Oshkosh 2015 Day Four

By the Pilot's Post Team






When I got back to camp last night I said to myself, this is it, no more for at least the next two or three years. This afternoon I made a promise to myself that I will be back next year. Why the change of mind? Simply because Thursday started off very well. We did our usual visit to the Seaplane Base and met up with Paul and Ann Seehafer who we had corresponded with in the weeks leading up to AirVenture.





A visit to the base is a must. The atmosphere is more relaxed than the hustle and bustle at Oshkosh and for us South Africans not familiar with amphibians, it opens up a whole new world. But the best was to come, Paul and Ann had organised us a flight in a de Havilland Beaver Floatplane and we were able to add another to our bucket list. It was also the celebration of the 75th anniversary of the Seabee's that flew in from Oshkosh to land at the base.



The RC-3 Seabee was designed by Percival Hopkins "Spence" Spencer, an aviation pioneer who built his first hang glider in April 1911. At the time, he was 17 years old.
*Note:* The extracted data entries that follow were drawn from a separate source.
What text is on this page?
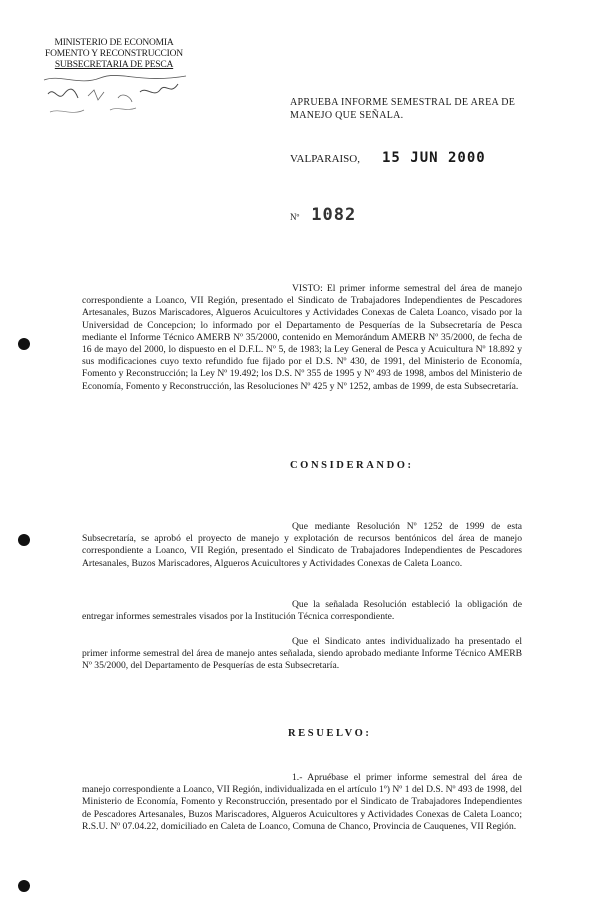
MINISTERIO DE ECONOMIA
FOMENTO Y RECONSTRUCCION
SUBSECRETARIA DE PESCA
APRUEBA INFORME SEMESTRAL DE AREA DE MANEJO QUE SEÑALA.
VALPARAISO, 15 JUN 2000
Nº 1082
VISTO: El primer informe semestral del área de manejo correspondiente a Loanco, VII Región, presentado el Sindicato de Trabajadores Independientes de Pescadores Artesanales, Buzos Mariscadores, Algueros Acuicultores y Actividades Conexas de Caleta Loanco, visado por la Universidad de Concepcion; lo informado por el Departamento de Pesquerías de la Subsecretaría de Pesca mediante el Informe Técnico AMERB Nº 35/2000, contenido en Memorándum AMERB Nº 35/2000, de fecha de 16 de mayo del 2000, lo dispuesto en el D.F.L. Nº 5, de 1983; la Ley General de Pesca y Acuicultura Nº 18.892 y sus modificaciones cuyo texto refundido fue fijado por el D.S. Nº 430, de 1991, del Ministerio de Economía, Fomento y Reconstrucción; la Ley Nº 19.492; los D.S. Nº 355 de 1995 y Nº 493 de 1998, ambos del Ministerio de Economía, Fomento y Reconstrucción, las Resoluciones Nº 425 y Nº 1252, ambas de 1999, de esta Subsecretaría.
CONSIDERANDO:
Que mediante Resolución Nº 1252 de 1999 de esta Subsecretaría, se aprobó el proyecto de manejo y explotación de recursos bentónicos del área de manejo correspondiente a Loanco, VII Región, presentado el Sindicato de Trabajadores Independientes de Pescadores Artesanales, Buzos Mariscadores, Algueros Acuicultores y Actividades Conexas de Caleta Loanco.
Que la señalada Resolución estableció la obligación de entregar informes semestrales visados por la Institución Técnica correspondiente.
Que el Sindicato antes individualizado ha presentado el primer informe semestral del área de manejo antes señalada, siendo aprobado mediante Informe Técnico AMERB Nº 35/2000, del Departamento de Pesquerías de esta Subsecretaría.
RESUELVO:
1.- Apruébase el primer informe semestral del área de manejo correspondiente a Loanco, VII Región, individualizada en el artículo 1º) Nº 1 del D.S. Nº 493 de 1998, del Ministerio de Economía, Fomento y Reconstrucción, presentado por el Sindicato de Trabajadores Independientes de Pescadores Artesanales, Buzos Mariscadores, Algueros Acuicultores y Actividades Conexas de Caleta Loanco; R.S.U. Nº 07.04.22, domiciliado en Caleta de Loanco, Comuna de Chanco, Provincia de Cauquenes, VII Región.
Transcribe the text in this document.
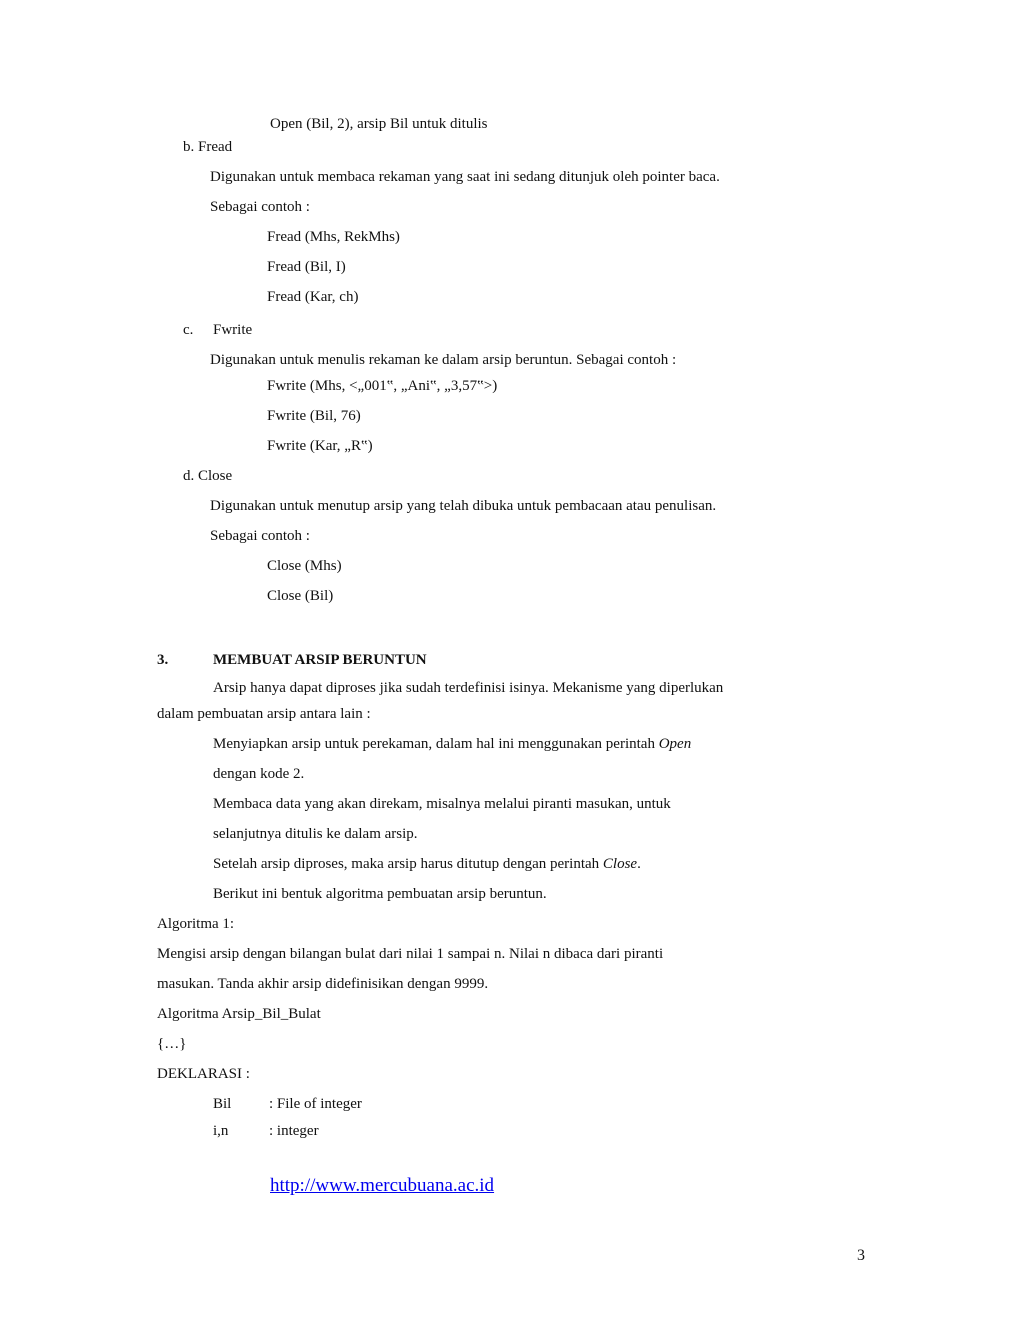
Open (Bil, 2), arsip Bil untuk ditulis
b. Fread
Digunakan untuk membaca rekaman yang saat ini sedang ditunjuk oleh pointer baca.
Sebagai contoh :
Fread (Mhs, RekMhs)
Fread (Bil, I)
Fread (Kar, ch)
c. Fwrite
Digunakan untuk menulis rekaman ke dalam arsip beruntun. Sebagai contoh :
Fwrite (Mhs, <„001‟, „Ani‟, „3,57‟>)
Fwrite (Bil, 76)
Fwrite (Kar, „R‟)
d. Close
Digunakan untuk menutup arsip yang telah dibuka untuk pembacaan atau penulisan.
Sebagai contoh :
Close (Mhs)
Close (Bil)
3.	MEMBUAT ARSIP BERUNTUN
Arsip hanya dapat diproses jika sudah terdefinisi isinya. Mekanisme yang diperlukan
dalam pembuatan arsip antara lain :
Menyiapkan arsip untuk perekaman, dalam hal ini menggunakan perintah Open
dengan kode 2.
Membaca data yang akan direkam, misalnya melalui piranti masukan, untuk
selanjutnya ditulis ke dalam arsip.
Setelah arsip diproses, maka arsip harus ditutup dengan perintah Close.
Berikut ini bentuk algoritma pembuatan arsip beruntun.
Algoritma 1:
Mengisi arsip dengan bilangan bulat dari nilai 1 sampai n. Nilai n dibaca dari piranti
masukan. Tanda akhir arsip didefinisikan dengan 9999.
Algoritma Arsip_Bil_Bulat
{…}
DEKLARASI :
Bil	: File of integer
i,n	: integer
http://www.mercubuana.ac.id
3
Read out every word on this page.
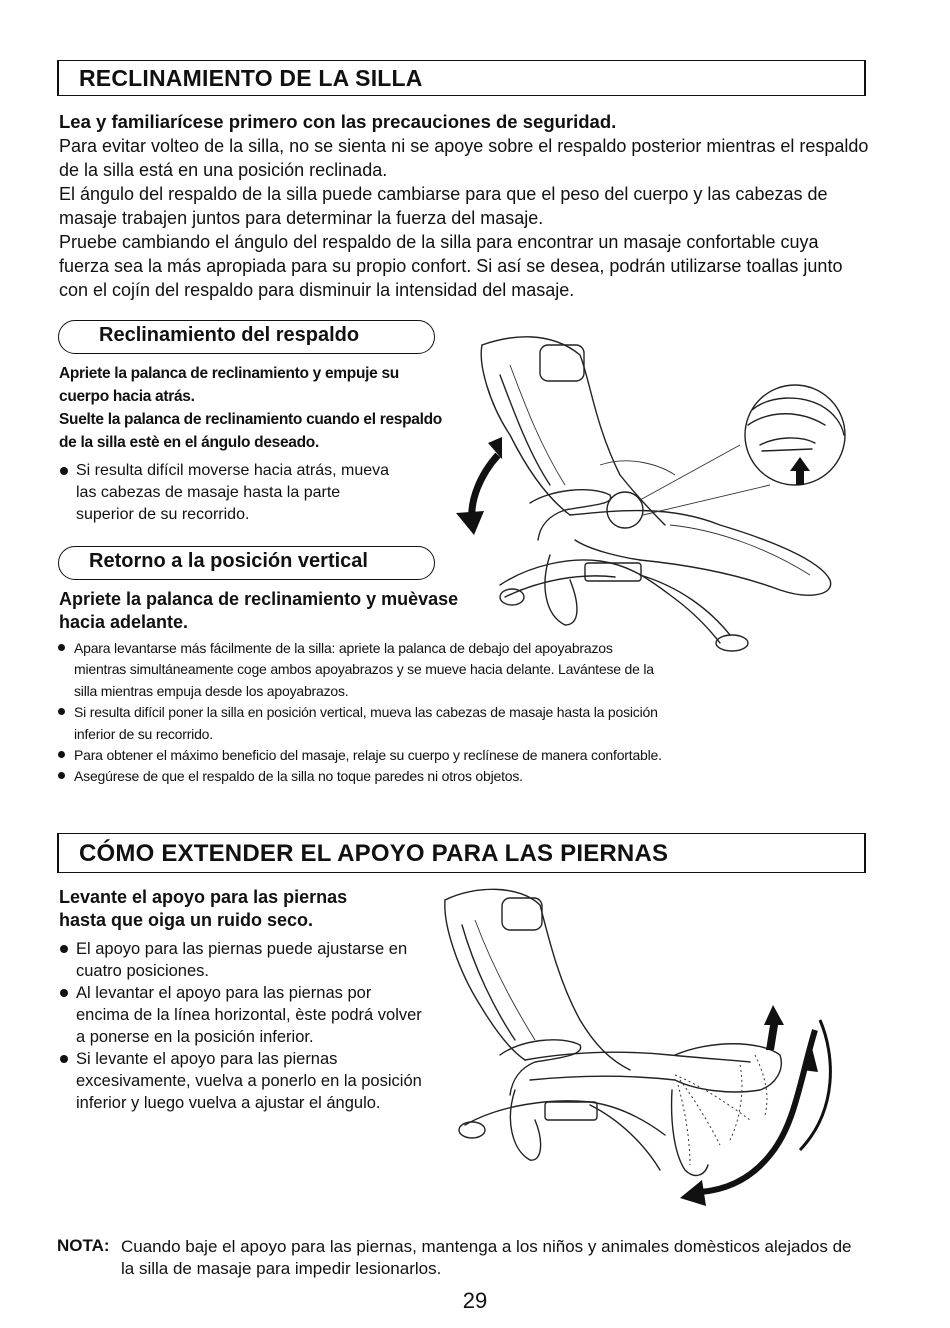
RECLINAMIENTO DE LA SILLA

Lea y familiarícese primero con las precauciones de seguridad.

Para evitar volteo de la silla, no se sienta ni se apoye sobre el respaldo posterior mientras el respaldo de la silla está en una posición reclinada.

El ángulo del respaldo de la silla puede cambiarse para que el peso del cuerpo y las cabezas de masaje trabajen juntos para determinar la fuerza del masaje.

Pruebe cambiando el ángulo del respaldo de la silla para encontrar un masaje confortable cuya fuerza sea la más apropiada para su propio confort. Si así se desea, podrán utilizarse toallas junto con el cojín del respaldo para disminuir la intensidad del masaje.

Reclinamiento del respaldo

Apriete la palanca de reclinamiento y empuje su cuerpo hacia atrás.

Suelte la palanca de reclinamiento cuando el respaldo de la silla estè en el ángulo deseado.

Si resulta difícil moverse hacia atrás, mueva las cabezas de masaje hasta la parte superior de su recorrido.
Retorno a la posición vertical

Apriete la palanca de reclinamiento y muèvase hacia adelante.

Apara levantarse más fácilmente de la silla: apriete la palanca de debajo del apoyabrazos mientras simultáneamente coge ambos apoyabrazos y se mueve hacia delante. Lavántese de la silla mientras empuja desde los apoyabrazos.
Si resulta difícil poner la silla en posición vertical, mueva las cabezas de masaje hasta la posición inferior de su recorrido.
Para obtener el máximo beneficio del masaje, relaje su cuerpo y reclínese de manera confortable.
Asegúrese de que el respaldo de la silla no toque paredes ni otros objetos.
CÓMO EXTENDER EL APOYO PARA LAS PIERNAS

Levante el apoyo para las piernas hasta que oiga un ruido seco.

El apoyo para las piernas puede ajustarse en cuatro posiciones.
Al levantar el apoyo para las piernas por encima de la línea horizontal, èste podrá volver a ponerse en la posición inferior.
Si levante el apoyo para las piernas excesivamente, vuelva a ponerlo en la posición inferior y luego vuelva a ajustar el ángulo.
NOTA: Cuando baje el apoyo para las piernas, mantenga a los niños y animales domèsticos alejados de la silla de masaje para impedir lesionarlos.

29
In April 1943 Spencer designed a prototype amphibian and in December 1943 Republic purchased the rights and immediately began developing an all-metal version designated the Model RC-1 Thunderbolt Amphibian. On November 30, 1944 it made its first flight with Spencer at the controls. In 1944 Republic had received 1,972 civilian orders for the $3,500 airplane and on February 19, 1945 the Navy granted Republic Aviation the rights to use the name Seabee for the civilian version.





During today's airshow the Lancaster, Spitfire and Mosquito, the only flying example in the world, re-enacted the roles played during WWII. The Lancaster that belongs to the Canadian War Museum is one of only two flying whilst the Spitfire is a full scale plans built with Allison engine. Although not the real Mc Coy, it is correct in all respects except for its Allison engine. Seeing these Icons flying was reason enough to fly all the way to the USA.







Another British product although not of WWII vintage that took part in the “Warbirds in Review” section was the Seafury.



The main reason for changing my mind is because good folks at AirVenture always seem to pull something out of a hat and that they did again today with the arrival of three Marine Harriers. Juri and I were fortunately booked for a session in the ditches, a trench between the runway and taxi way, when their arrival were announced and being as close as 80 meters, seeing these amazing machines so close is absolutely priceless!



Inside the ditch





Add to that the usual and not so usual displays like the……..



Wright B Military Flyer



Twelve Mustangs



Ribbon cuts, not just one ribbon but three





Some breath-taking close formation flying



And some real crazy flying

Day four Oshkosh and it has not disappointed. Would we do it again? For sure!!!